Sans grande surprise, dans leur rapport prospectif sur les métiers en 2015, la Dares et le Conseil d’analyse stratégique prédisent un horizon bouché pour les jeunes sans qualification. La tertiarisation de l’économie va se traduire par une polarisation des qualifications, les familles professionnelles qui créeront le plus d’emplois étant celles de cadres et celles d’employés peu qualifiés, dans les services aux particuliers, la santé et l’action sociale, la logistique et le commerce. Malgré les efforts de professionnalisation de certains métiers, de nombreux postes d’assistants maternels, d’aides à domicile, d’agents d’entretien, de gardiens d’immeuble, etc., resteront accessibles aux employés, en majorité des femmes, peu qualifiés.
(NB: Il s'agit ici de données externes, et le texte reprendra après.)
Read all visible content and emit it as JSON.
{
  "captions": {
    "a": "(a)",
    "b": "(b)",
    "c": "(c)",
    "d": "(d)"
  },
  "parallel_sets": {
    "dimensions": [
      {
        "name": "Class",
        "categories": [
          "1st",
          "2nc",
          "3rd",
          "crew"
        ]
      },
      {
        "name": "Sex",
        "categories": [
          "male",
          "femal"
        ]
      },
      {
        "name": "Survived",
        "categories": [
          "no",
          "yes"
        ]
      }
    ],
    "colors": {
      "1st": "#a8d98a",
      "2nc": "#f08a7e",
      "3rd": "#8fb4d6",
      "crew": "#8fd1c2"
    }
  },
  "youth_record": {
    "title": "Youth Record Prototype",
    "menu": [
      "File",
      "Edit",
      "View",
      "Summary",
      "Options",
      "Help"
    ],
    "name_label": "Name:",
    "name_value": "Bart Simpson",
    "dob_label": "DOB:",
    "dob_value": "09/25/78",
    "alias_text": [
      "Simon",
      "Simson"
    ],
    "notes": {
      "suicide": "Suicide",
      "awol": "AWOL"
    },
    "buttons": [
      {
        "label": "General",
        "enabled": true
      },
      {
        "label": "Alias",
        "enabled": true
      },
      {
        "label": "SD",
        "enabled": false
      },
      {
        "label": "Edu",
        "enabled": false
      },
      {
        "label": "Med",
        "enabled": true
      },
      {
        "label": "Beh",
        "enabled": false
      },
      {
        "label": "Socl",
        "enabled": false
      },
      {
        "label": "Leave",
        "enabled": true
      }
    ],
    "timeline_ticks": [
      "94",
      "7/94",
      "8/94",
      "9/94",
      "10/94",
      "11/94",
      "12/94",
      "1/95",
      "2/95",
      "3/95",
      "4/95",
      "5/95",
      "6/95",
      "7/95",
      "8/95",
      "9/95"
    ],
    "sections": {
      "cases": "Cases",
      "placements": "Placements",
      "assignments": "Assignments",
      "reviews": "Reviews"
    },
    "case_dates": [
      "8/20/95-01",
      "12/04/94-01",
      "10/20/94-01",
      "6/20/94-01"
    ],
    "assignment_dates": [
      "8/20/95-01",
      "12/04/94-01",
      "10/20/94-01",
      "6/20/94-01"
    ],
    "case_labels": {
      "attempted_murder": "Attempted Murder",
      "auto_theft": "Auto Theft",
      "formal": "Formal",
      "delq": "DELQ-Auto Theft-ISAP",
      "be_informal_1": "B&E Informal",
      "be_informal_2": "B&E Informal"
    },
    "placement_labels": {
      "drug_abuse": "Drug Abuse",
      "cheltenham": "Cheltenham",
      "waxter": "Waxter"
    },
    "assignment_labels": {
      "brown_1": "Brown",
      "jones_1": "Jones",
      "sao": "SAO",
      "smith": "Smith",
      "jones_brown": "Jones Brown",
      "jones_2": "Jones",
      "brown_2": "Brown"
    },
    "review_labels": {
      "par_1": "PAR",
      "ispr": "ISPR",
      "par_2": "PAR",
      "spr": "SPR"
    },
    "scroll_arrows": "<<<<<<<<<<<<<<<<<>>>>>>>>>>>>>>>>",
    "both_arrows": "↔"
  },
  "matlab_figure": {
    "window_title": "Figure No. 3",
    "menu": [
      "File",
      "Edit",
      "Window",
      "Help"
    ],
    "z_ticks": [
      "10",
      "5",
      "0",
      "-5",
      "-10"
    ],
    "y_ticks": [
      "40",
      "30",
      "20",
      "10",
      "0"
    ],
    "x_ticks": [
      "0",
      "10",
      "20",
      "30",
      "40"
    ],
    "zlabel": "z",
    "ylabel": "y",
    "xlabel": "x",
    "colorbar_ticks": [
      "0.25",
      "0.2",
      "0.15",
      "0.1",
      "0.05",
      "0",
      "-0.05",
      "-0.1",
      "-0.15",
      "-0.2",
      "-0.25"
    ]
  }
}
Dans l’industrie, la plupart des départs en fin de carrière d’ouvriers non qualifiés ne seront pas remplacés et les débouchés traditionnels des hommes peu diplômés continueront à se réduire. Les emplois d’exécution exigeant force physique et capacité de résistance dans le travail des métaux ou les ateliers de mécanique seront de moins en moins nombreux. Parmi les principaux métiers traditionnellement dévolus aux jeunes hommes peu diplômés, ceux qui continueront à offrir des opportunités d’emploi sont la manutention, la sécurité des biens et, dans une moindre mesure, les postes de manœuvre sur les chantiers. De ce fait, le risque de chômage chez les jeunes hommes de faible niveau de formation restera vraisemblablement très élevé.